Dzisiaj Parlament Europejski przegłosował zakaz sprzedaży aut spalinowych od 2035 r. Mieszkańcy EU będą mogli zaopatrzyć się od wspomnianego roku tylko w samochody elektryczne.
Podczas dzisiejszego głosowania Parlament Europejski przeforsował projekt zakazu sprzedaży aut spalinowych od 2035 r. Mowa o nowych autach sprzedawanych w salonach, ponieważ używane wciąż będą mogły być w obrocie. Zakaz sprzedaży aut spalinowych wpisuje się w politykę klimatyczną i strategię programu Fit for 55. Teraz decyzję musi zatwierdzić Rada Unii Europejskiej. Podczas debaty było naprawdę gorąco, a wielu europosłów sprzeciwiało się wprowadzeniu takiego zakazu.
Czytaj także: KPO – czyli przychodzi Kowalski do Malinowskiego
Zakaz samochodów spalinowych w UE od 2035 roku dotyczy aut osobowych oraz dostawczych. Parlament zakaz przegłosował stosunkiem głosów 340 do 279, przy 21 głosach wstrzymujących. Po zatwierdzeniu przez Radę UE akt prawny zostanie opublikowany w Dzienniku Urzędowym Unii Europejskiej.
BREAKING: Historical decision as @Eurparl_EN bans new petrol and diesel cars from 2035 on.
Business and science need direction… Europe provides it ! pic.twitter.com/j9zI3b1bPh
— Guy Verhofstadt (@guyverhofstadt) February 14, 2023
W przypadku nowego projekt Unii Europejskiej jest jeszcze jeden, bardzo ważny aspekt, czy konsumenci będą mogli nowe elektryczne auto kupić na własność. Warto przypomnieć, że obecnie na rynku walka o posiadanie i wydobywanie litu już staje się elementem trwającej wojny gospodarczej między mocarstwami.
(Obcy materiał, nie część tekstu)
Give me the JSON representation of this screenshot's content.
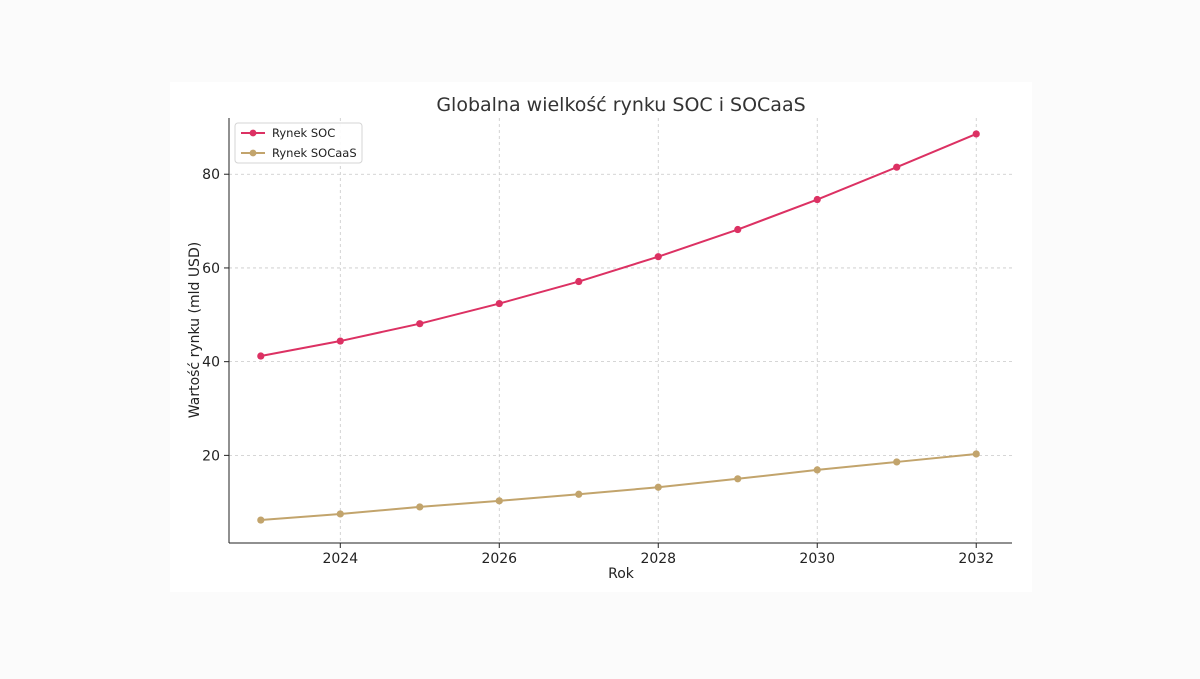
{
  "chart_data": {
    "type": "line",
    "title": "Globalna wielkość rynku SOC i SOCaaS",
    "xlabel": "Rok",
    "ylabel": "Wartość rynku (mld USD)",
    "x": [
      2023,
      2024,
      2025,
      2026,
      2027,
      2028,
      2029,
      2030,
      2031,
      2032
    ],
    "xlim": [
      2022.6,
      2032.45
    ],
    "ylim": [
      1.3,
      92
    ],
    "xticks": [
      2024,
      2026,
      2028,
      2030,
      2032
    ],
    "yticks": [
      20,
      40,
      60,
      80
    ],
    "grid": true,
    "legend_position": "top-left",
    "series": [
      {
        "name": "Rynek SOC",
        "color": "#dc3163",
        "values": [
          41.2,
          44.4,
          48.1,
          52.4,
          57.1,
          62.4,
          68.2,
          74.6,
          81.5,
          88.6
        ]
      },
      {
        "name": "Rynek SOCaaS",
        "color": "#c2a46c",
        "values": [
          6.2,
          7.5,
          9.0,
          10.3,
          11.7,
          13.2,
          15.0,
          16.9,
          18.6,
          20.3
        ]
      }
    ]
  }
}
Niezbędnego do produkcji akumulatorów między innymi dla samochodów elektrycznych. W ramach unijnego projektu Fit for 55. Wielką rolę odgrywać będzie transport. Kraje wspólnoty do 2035 r. mają osiągnąć zerową emisję spalin w transporcie.
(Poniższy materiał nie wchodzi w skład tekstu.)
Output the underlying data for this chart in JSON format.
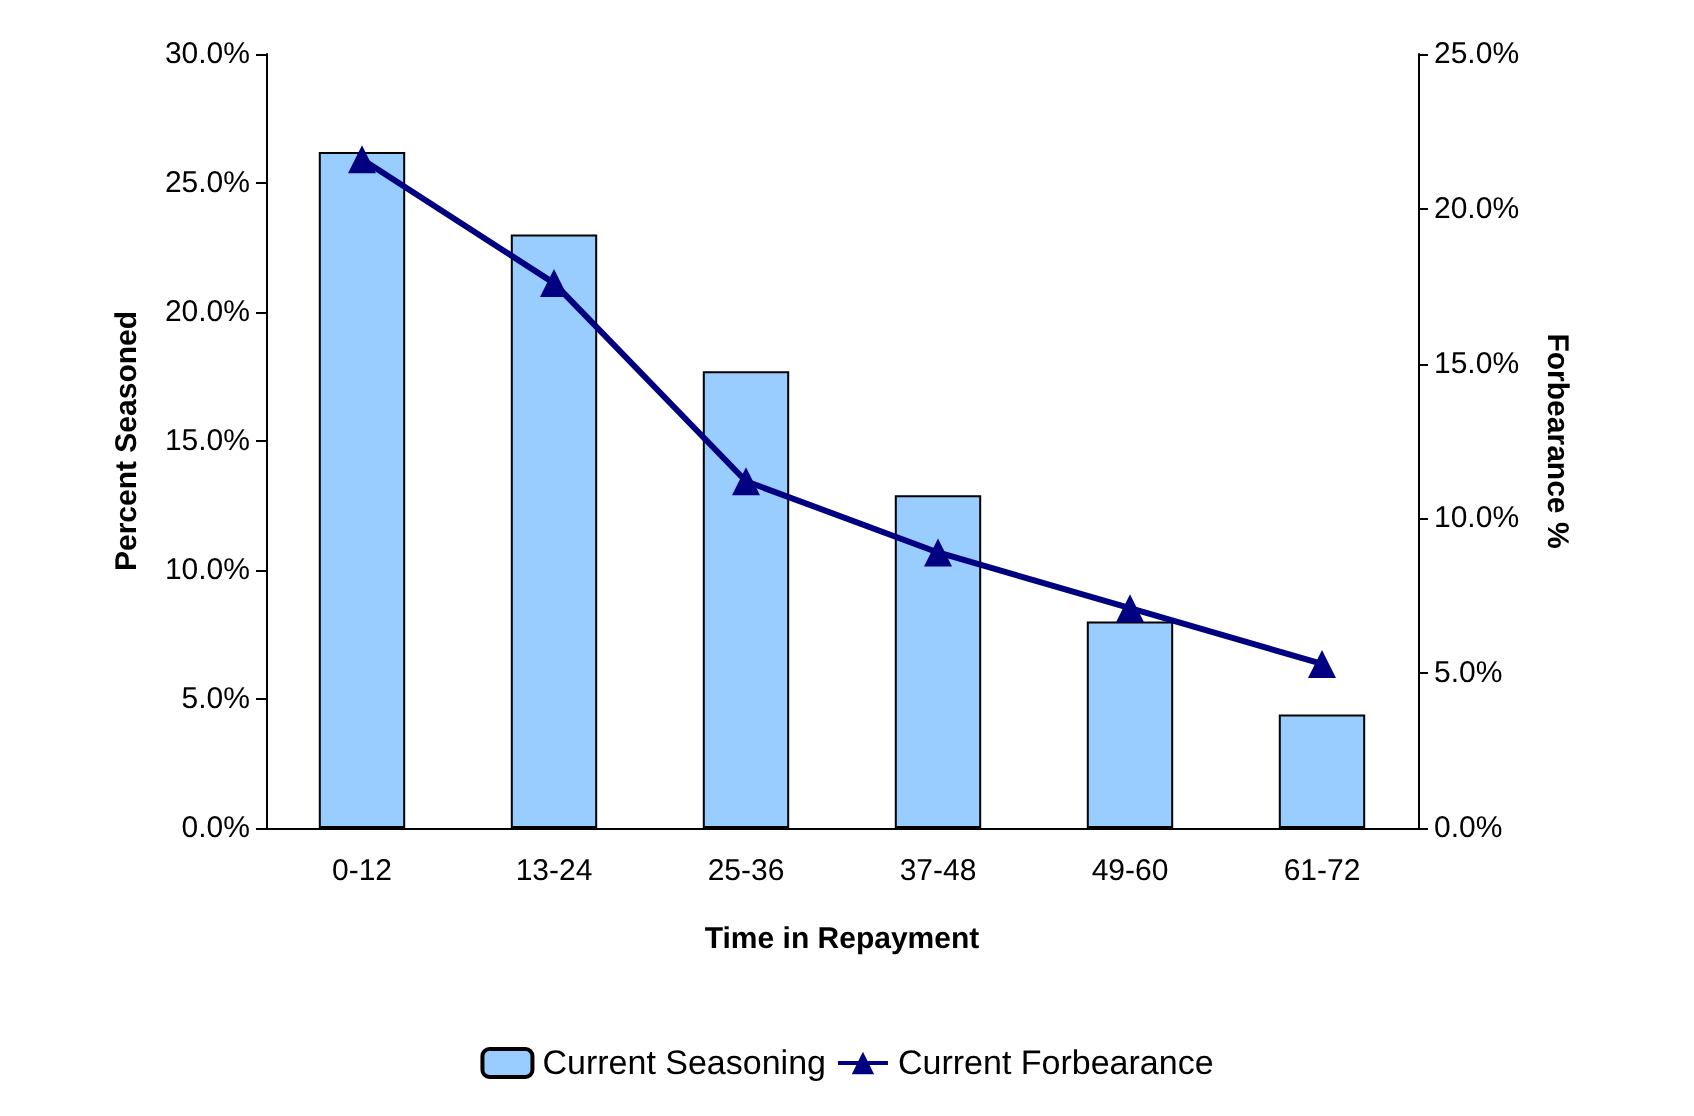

Czytaj także: Zimbabwe zakazało eksportu nieprzetworzonego litu
W związku z tym Bruksela prowadzi również działania na rzecz pozyskania litu za pomocą recyklingu surowców wtórnych w gospodarce o obiegu zamkniętym. Przewodnicząca Komisji Europejskiej Ursula von der Leyen w swoim przemówieniu 14 września 2022 r. zaznaczyła, że już wkrótce dwie trzecie potrzebnych w UE akumulatorów litowo-jonowych produkowane będzie w krajach wspólnoty. Dlatego według nowych planów koncerny samochodowe nie będą już „producentami” aut, lecz „dostawcami usług mobilnych”. Jest to spowodowane kontrolowaniem posiadania surowca na rynku. Najprostszym sposobem, aby właściciel elektrycznego auta nie mógł sprzedać go poza teren UE, będzie brak możliwości jego zakupu na rynku pierwotnym. Motoryzacja w najbliższych latach będzie dążyć do modelu „subskrybenckiego”, czyli długookresowego wynajmu samochodów. W związku z tym koncerny samochodowe staną się „dostawcą usług mobilnych”, a nie „producentami samochodów”.